This project a Naive Bayes classifier about the Verbs of the Greek Language. A word list was scraped in orded to be used as data for the classifier. The words consist of the entirety of the Verbs of the Greek Language taken from the Portal of the Greek Language Website which incorporates an online dictionary. The data then was divided into two lists according to the conjugation of the verbs. The conjugation of Greek Verbs is determined by whether or not the last letter is stressed or not. The second feature used for the classifier was the character of those verbs.
The Naive Bayes classifier was created from the Nltk
Python Package.
Since we are making a Feature Classifier for verbs we should use the Natural Language Toolkit package since it incorporates a Naive Bayes classifier as well as tools to assess the classifier and its results.
pip install nltk
For this project the word list was taken from http://www.greek-language.gr/greekLang/index.html.
The Selenium
package was used.
pip install selenium
After the scraping finishes we will have to save and cleanse our data. We will use the pandas
and xlrd
packages
pip install pandas
pip install xlrd
Using Selenium
package we can create a bot that opens a browser, enters the Portal of Greek Language website and searches all the Greek Verbs saving only the lexical items in a word list.
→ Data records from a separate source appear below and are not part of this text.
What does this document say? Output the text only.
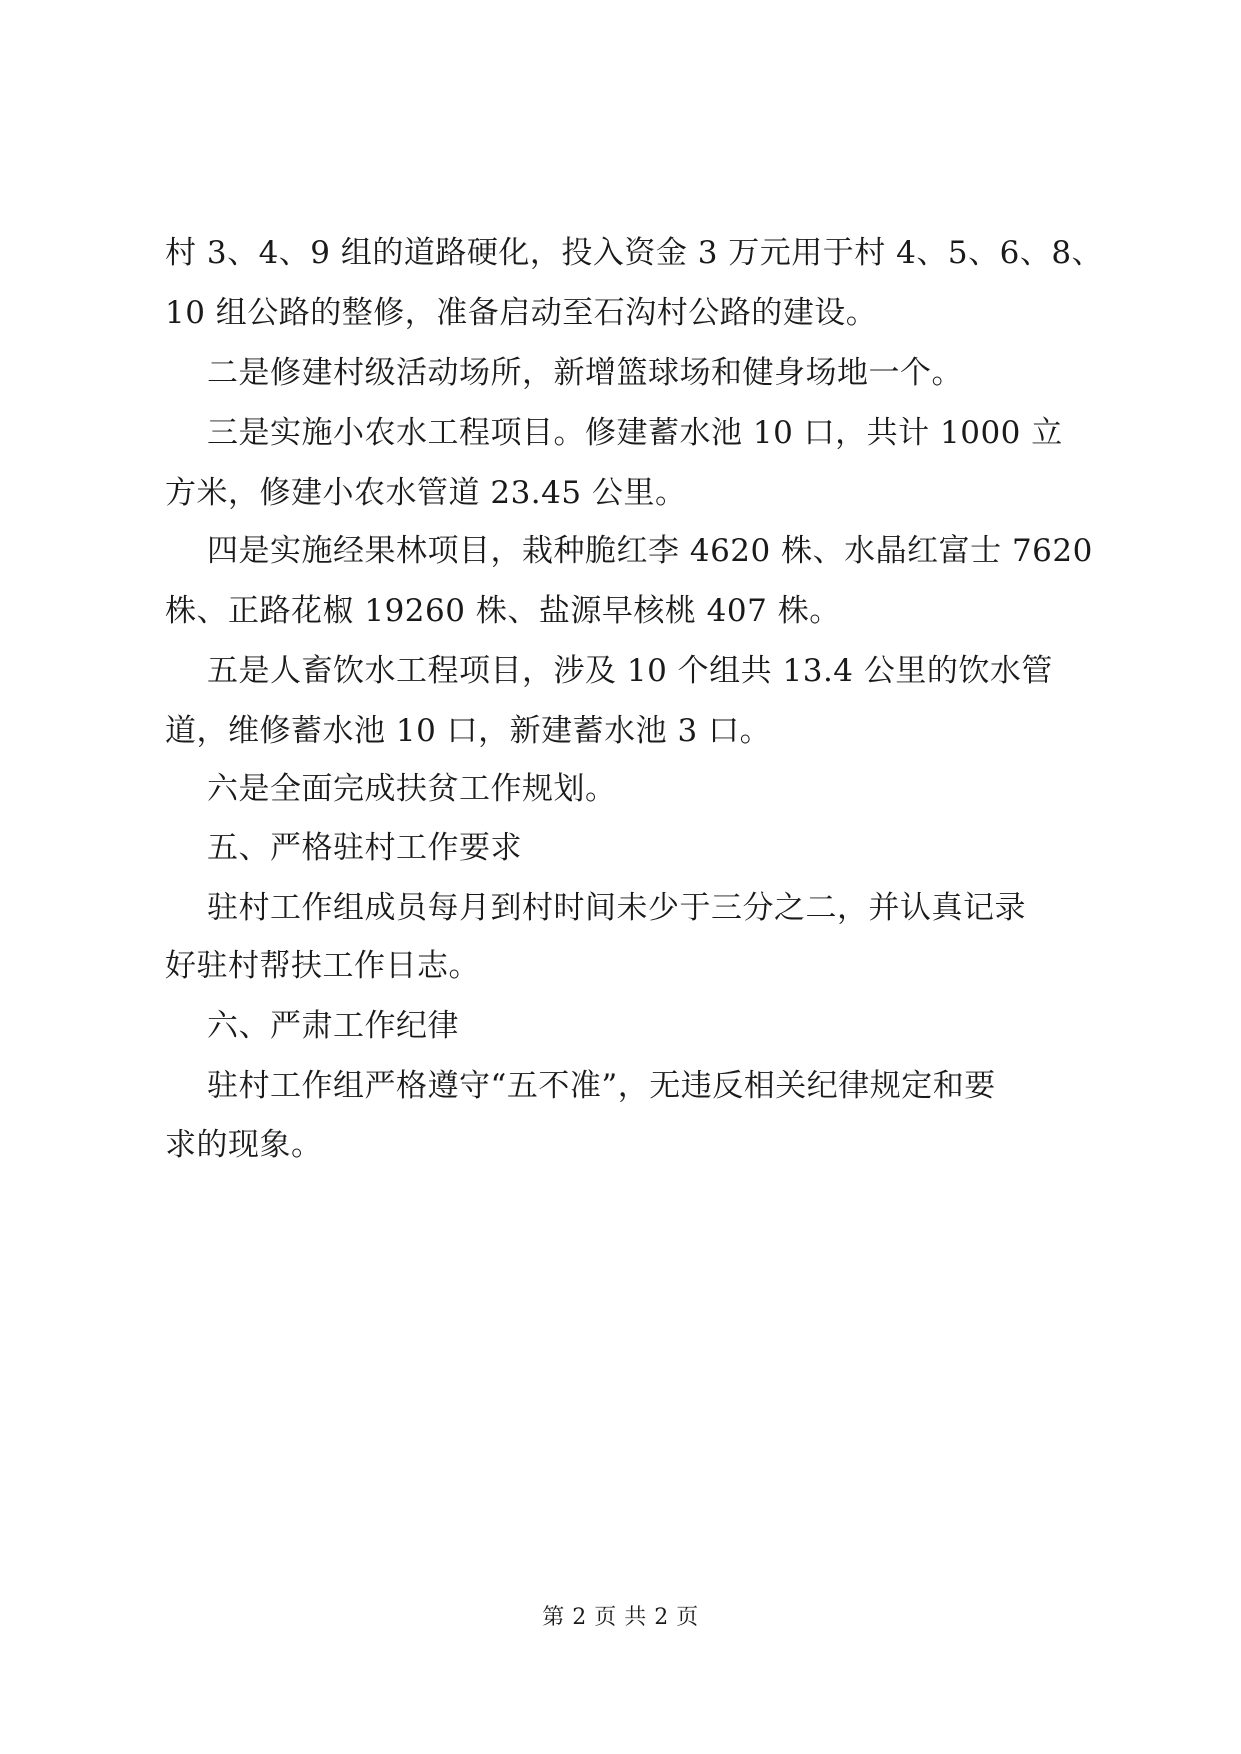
村 3、4、9 组的道路硬化，投入资金 3 万元用于村 4、5、6、8、
10 组公路的整修，准备启动至石沟村公路的建设。
二是修建村级活动场所，新增篮球场和健身场地一个。
三是实施小农水工程项目。修建蓄水池 10 口，共计 1000 立
方米，修建小农水管道 23.45 公里。
四是实施经果林项目，栽种脆红李 4620 株、水晶红富士 7620
株、正路花椒 19260 株、盐源早核桃 407 株。
五是人畜饮水工程项目，涉及 10 个组共 13.4 公里的饮水管
道，维修蓄水池 10 口，新建蓄水池 3 口。
六是全面完成扶贫工作规划。
五、严格驻村工作要求
驻村工作组成员每月到村时间未少于三分之二，并认真记录
好驻村帮扶工作日志。
六、严肃工作纪律
驻村工作组严格遵守“五不准”，无违反相关纪律规定和要
求的现象。
第 2 页 共 2 页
Selenium
offers choices for accessing search bars, finding and saving the right elements of a webpage and clicking on certain buttons which is are all features needed for our project.
In order for the bot to detect and scrape only the lemmas from the Greek dictionary the following function was created
data=[]
def scrape():
content = driver.find_element_by_id("content")
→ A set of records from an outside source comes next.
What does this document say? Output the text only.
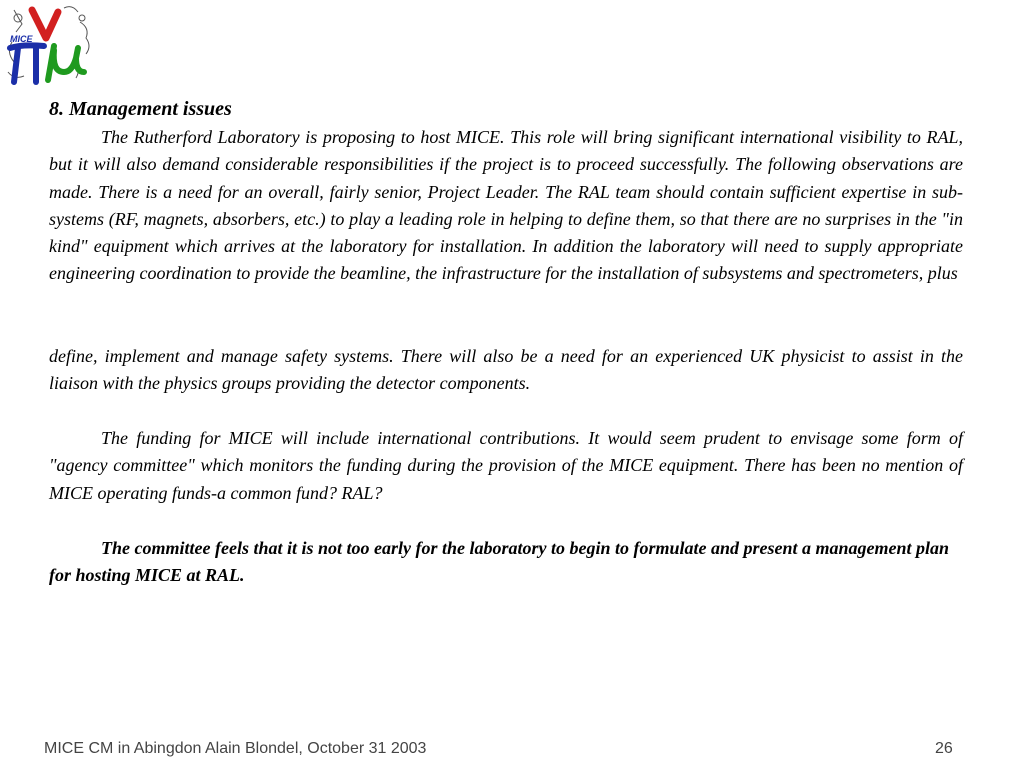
MICE
8. Management issues

The Rutherford Laboratory is proposing to host MICE. This role will bring significant international visibility to RAL, but it will also demand considerable responsibilities if the project is to proceed successfully. The following observations are made. There is a need for an overall, fairly senior, Project Leader. The RAL team should contain sufficient expertise in sub-systems (RF, magnets, absorbers, etc.) to play a leading role in helping to define them, so that there are no surprises in the "in kind" equipment which arrives at the laboratory for installation. In addition the laboratory will need to supply appropriate engineering coordination to provide the beamline, the infrastructure for the installation of subsystems and spectrometers, plus

define, implement and manage safety systems. There will also be a need for an experienced UK physicist to assist in the liaison with the physics groups providing the detector components.

The funding for MICE will include international contributions. It would seem prudent to envisage some form of "agency committee" which monitors the funding during the provision of the MICE equipment. There has been no mention of MICE operating funds-a common fund? RAL?

The committee feels that it is not too early for the laboratory to begin to formulate and present a management plan for hosting MICE at RAL.

MICE CM in Abingdon Alain Blondel, October 31 2003	26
lemmas = content.find_element_by_id("lemmas")
definitions= lemmas.find_elements_by_tag_name("dt")
for definition in definitions:
words = definition.find_element_by_tag_name("b").text
data.append(words)
Then we can incorporate the scrape function to a while loop. This way the bot after scraping will press the next page button and scrape the word results from the Greek Lanugage Dictionary etc.
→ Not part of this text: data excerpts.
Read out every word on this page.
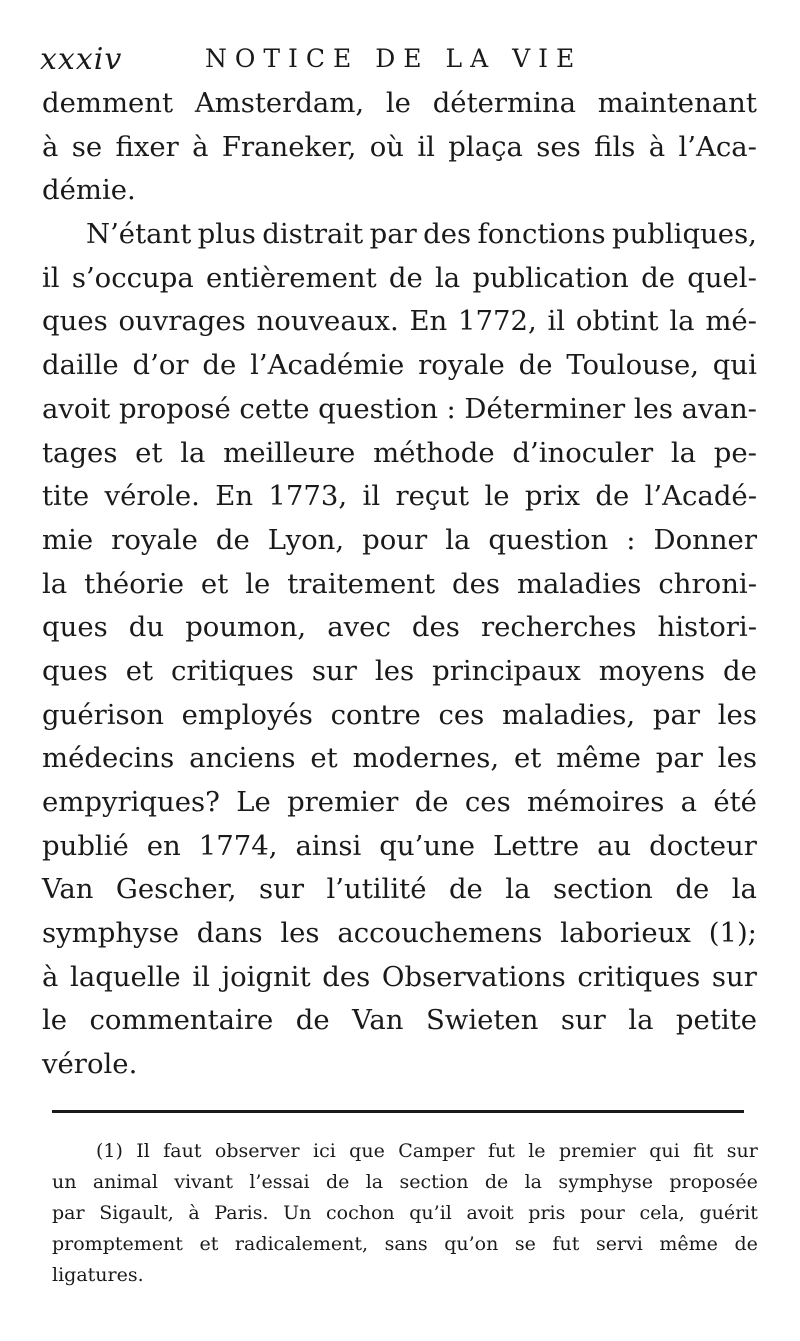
xxxiv	NOTICE DE LA VIE
demment Amsterdam, le détermina maintenant
à se fixer à Franeker, où il plaça ses fils à l’Aca-
démie.
N’étant plus distrait par des fonctions publiques,
il s’occupa entièrement de la publication de quel-
ques ouvrages nouveaux. En 1772, il obtint la mé-
daille d’or de l’Académie royale de Toulouse, qui
avoit proposé cette question : Déterminer les avan-
tages et la meilleure méthode d’inoculer la pe-
tite vérole. En 1773, il reçut le prix de l’Acadé-
mie royale de Lyon, pour la question : Donner
la théorie et le traitement des maladies chroni-
ques du poumon, avec des recherches histori-
ques et critiques sur les principaux moyens de
guérison employés contre ces maladies, par les
médecins anciens et modernes, et même par les
empyriques? Le premier de ces mémoires a été
publié en 1774, ainsi qu’une Lettre au docteur
Van Gescher, sur l’utilité de la section de la
symphyse dans les accouchemens laborieux (1);
à laquelle il joignit des Observations critiques sur
le commentaire de Van Swieten sur la petite
vérole.
(1) Il faut observer ici que Camper fut le premier qui fit sur
un animal vivant l’essai de la section de la symphyse proposée
par Sigault, à Paris. Un cochon qu’il avoit pris pour cela, guérit
promptement et radicalement, sans qu’on se fut servi même de
ligatures.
After the scraping was finished the word list was saved in a xlsx file
and then was cleansed.
Then a function was defined that returned the character of the verbs.
The word list was divided in two parts according to the conjugation.
The two word lists were then incorporated with a tag according to their conjugation and then randomized with the random
package.
In order to isolate the character of every verb in our datalist the following function was created
def char(word):
return{"χαρακτήρας": word[-2]} #χαρακτήρας is the greek word for "character"
The data was then divided in a train and test set. Using the nltk
package the Naives Bayes classifier was created with a 0.869 accuracy.
The results were the following
Most Informative Features
χαρακτήρας = 'ζ' πρώτη : δεύτερ = 48.9 : 1.0
χαρακτήρας = 'μ' δεύτερ : πρώτη = 42.5 : 1.0
χαρακτήρας = 'λ' δεύτερ : πρώτη = 7.8 : 1.0
χαρακτήρας = 'γ' δεύτερ : πρώτη = 7.1 : 1.0
χαρακτήρας = 'τ' δεύτερ : πρώτη = 6.4 : 1.0
χαρακτήρας = 'θ' δεύτερ : πρώτη = 4.9 : 1.0
χαρακτήρας = 'π' δεύτερ : πρώτη = 4.9 : 1.0
χαρακτήρας = 'φ' δεύτερ : πρώτη = 4.1 : 1.0
χαρακτήρας = 'κ' δεύτερ : πρώτη = 3.3 : 1.0
χαρακτήρας = 'δ' δεύτερ : πρώτη = 3.0 : 1.0